Closed ghost closed 5 years ago
Can you find a way to verify your guess? If your wav files are not resampled to < 20K or lower bitrate, it might also slows things down.
Hi, thanks for answering so fast. My audio is sampled at 16kHz. I was taking a look at the dataloader in TTS/datasets/TTSDataset.py and inside the collate_fn there is this section:
mel = [self.ap.melspectrogram(w).astype('float32') for w in wav]
linear = [self.ap.spectrogram(w).astype('float32') for w in wav]
I think it's calculating the spectrograms when generating each batch, instead of calculating all of them previously.
To my experiments, spec. computation is not a bottleneck. I guess it is better for you to profile the code before taking some steps.
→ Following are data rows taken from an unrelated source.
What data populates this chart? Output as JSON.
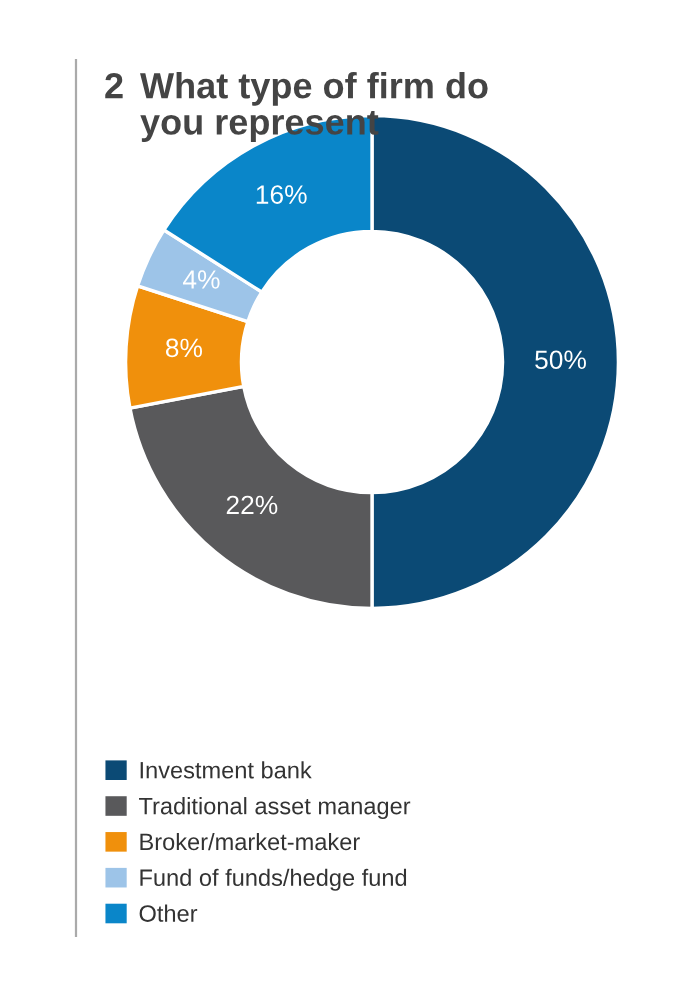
{
  "chart_data": {
    "type": "donut",
    "title": "2 What type of firm do\nyou represent",
    "categories": [
      "Investment bank",
      "Traditional asset manager",
      "Broker/market-maker",
      "Fund of funds/hedge fund",
      "Other"
    ],
    "values": [
      50,
      22,
      8,
      4,
      16
    ],
    "colors": [
      "#0b4a75",
      "#59595b",
      "#f0900c",
      "#9dc4e8",
      "#0a86c9"
    ],
    "value_labels": [
      "50%",
      "22%",
      "8%",
      "4%",
      "16%"
    ],
    "legend": "bottom left"
  }
}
Besides the sampling rate, you can also check the bitrate. soxi path/to/audio.wav
command should give you the answer on the terminal.
Ok, thanks a lot, it does seem that the specs are not the bottleneck. Do you know about how much time would it take to train on a V100?
no idea, but things start to work good around 100K iters relative to the dataset.
Thanks, I'll close the issue now.
Hi, training is quite slow and I'm guessing that the spectrograms are generated during training. Can I preprocess all the audios beforehand to speed up training?